Wealth is not only bank full of money. Wealth signifies sustainable and balanced life, where needs are fulfilled at ease and there is always more than required. Recycling is one way of doing it. Recycling goods doesnt only help saving environment, it also can help reduce a chunk from your monthly budget.


Earning big money is onething. But rich is whose expenses are much less than income. You can only become rich when your expenses are in control. A person who is earning a million dollar and spends the whole money is not riche than someone who earns 10 thousand and saves 2 thousand.

Your water tank will never fill if it has a big hole at the bottom.  It is about managing money and not only earning. 

Monday, October 2, 2017

On what basis we should decide to invest in which mutal funds?

On what basis we should decide to invest in mutual funds?

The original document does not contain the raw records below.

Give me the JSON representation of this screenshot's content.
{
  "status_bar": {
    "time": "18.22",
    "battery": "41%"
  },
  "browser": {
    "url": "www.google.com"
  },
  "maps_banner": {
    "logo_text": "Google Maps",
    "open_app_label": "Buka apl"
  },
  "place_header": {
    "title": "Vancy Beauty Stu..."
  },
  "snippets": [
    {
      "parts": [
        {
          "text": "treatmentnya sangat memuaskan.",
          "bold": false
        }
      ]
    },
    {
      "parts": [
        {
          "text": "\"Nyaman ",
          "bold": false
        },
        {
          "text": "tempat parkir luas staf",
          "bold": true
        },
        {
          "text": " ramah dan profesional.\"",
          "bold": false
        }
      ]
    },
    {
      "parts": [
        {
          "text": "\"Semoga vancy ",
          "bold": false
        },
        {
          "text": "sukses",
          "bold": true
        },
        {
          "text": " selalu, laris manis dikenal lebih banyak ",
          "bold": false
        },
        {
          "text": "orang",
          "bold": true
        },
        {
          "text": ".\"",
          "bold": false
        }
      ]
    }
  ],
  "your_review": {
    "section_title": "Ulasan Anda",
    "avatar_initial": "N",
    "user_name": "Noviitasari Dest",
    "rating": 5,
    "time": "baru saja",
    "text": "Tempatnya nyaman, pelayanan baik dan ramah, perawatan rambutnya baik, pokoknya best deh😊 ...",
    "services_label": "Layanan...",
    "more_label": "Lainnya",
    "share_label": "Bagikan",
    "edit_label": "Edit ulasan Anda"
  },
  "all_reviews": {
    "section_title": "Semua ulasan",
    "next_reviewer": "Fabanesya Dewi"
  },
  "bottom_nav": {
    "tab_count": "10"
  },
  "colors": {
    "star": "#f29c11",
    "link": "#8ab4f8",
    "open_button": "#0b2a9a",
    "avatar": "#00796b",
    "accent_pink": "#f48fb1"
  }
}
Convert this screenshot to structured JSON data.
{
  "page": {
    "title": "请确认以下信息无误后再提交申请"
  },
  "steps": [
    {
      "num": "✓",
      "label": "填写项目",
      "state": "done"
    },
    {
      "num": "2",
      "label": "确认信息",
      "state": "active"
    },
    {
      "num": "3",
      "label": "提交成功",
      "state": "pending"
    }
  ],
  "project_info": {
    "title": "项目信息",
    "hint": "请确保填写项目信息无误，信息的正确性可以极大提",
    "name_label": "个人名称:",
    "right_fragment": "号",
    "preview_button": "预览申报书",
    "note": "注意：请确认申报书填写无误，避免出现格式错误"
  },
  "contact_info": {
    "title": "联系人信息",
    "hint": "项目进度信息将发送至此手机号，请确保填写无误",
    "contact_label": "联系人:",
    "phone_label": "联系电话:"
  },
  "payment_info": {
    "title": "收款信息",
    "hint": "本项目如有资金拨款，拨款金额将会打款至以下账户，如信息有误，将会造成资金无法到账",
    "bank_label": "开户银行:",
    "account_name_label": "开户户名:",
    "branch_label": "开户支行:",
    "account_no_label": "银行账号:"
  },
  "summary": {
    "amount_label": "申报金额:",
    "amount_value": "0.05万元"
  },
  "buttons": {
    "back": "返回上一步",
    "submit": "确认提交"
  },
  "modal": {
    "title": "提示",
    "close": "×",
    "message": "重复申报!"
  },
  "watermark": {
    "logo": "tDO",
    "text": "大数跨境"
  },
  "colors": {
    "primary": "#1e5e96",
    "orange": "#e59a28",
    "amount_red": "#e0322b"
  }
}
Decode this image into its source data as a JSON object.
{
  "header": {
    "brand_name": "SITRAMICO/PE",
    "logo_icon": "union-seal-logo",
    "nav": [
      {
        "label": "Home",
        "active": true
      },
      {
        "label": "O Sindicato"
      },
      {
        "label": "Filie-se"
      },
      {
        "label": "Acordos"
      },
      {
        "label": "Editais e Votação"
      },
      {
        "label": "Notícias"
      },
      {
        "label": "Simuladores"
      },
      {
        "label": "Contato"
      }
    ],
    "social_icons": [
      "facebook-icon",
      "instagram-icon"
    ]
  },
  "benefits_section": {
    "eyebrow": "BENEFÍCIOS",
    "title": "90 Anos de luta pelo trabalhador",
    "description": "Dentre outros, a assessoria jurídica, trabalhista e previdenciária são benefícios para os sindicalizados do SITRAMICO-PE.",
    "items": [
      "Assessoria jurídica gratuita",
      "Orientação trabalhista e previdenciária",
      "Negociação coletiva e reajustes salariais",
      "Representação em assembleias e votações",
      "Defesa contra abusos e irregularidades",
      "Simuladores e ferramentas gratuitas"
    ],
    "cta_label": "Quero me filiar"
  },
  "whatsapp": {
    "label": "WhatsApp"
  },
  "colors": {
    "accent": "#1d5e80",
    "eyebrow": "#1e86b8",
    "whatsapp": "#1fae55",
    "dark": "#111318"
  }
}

I found this question on quora, and for a moment I found this question inadequate to respond. Then I realised that this is a common question i come accross from many of my friends and relatives. And decided to write a post which may not be exactly comprehensive, yet it will lead to a better idea about mutual fund investments.

So my reply ------

This is a very broad based question. Still to answer you, mutual funds is an amazing investment tool. It is very flexible way of investment for investors where one can choose equity, debt, gold etc as an underlying asset depending upon the financial goal. 

Broadly in India, there are equity mutual funds, debt funds, gold funds and hybrid funds. There are sub categories under these to suit investors' needs.

Happy Loans

If one have an ultra short term goal of 0–12 months - chose luquid funds/ ultra short term debt funds

Goal - 12- 24months - you may look at short term debt funds, dynamic bond funds, credit opportunitues fund, even long term debt funds

Goal 24 - 36 months - you may look at debt hybrid funds, 0–30% equity 70- 100% debt. These funds give stability of debt rerurns, yet give an opprtunity to invest in equity which has higher return potential. However, it has a tax treatment like debt investment.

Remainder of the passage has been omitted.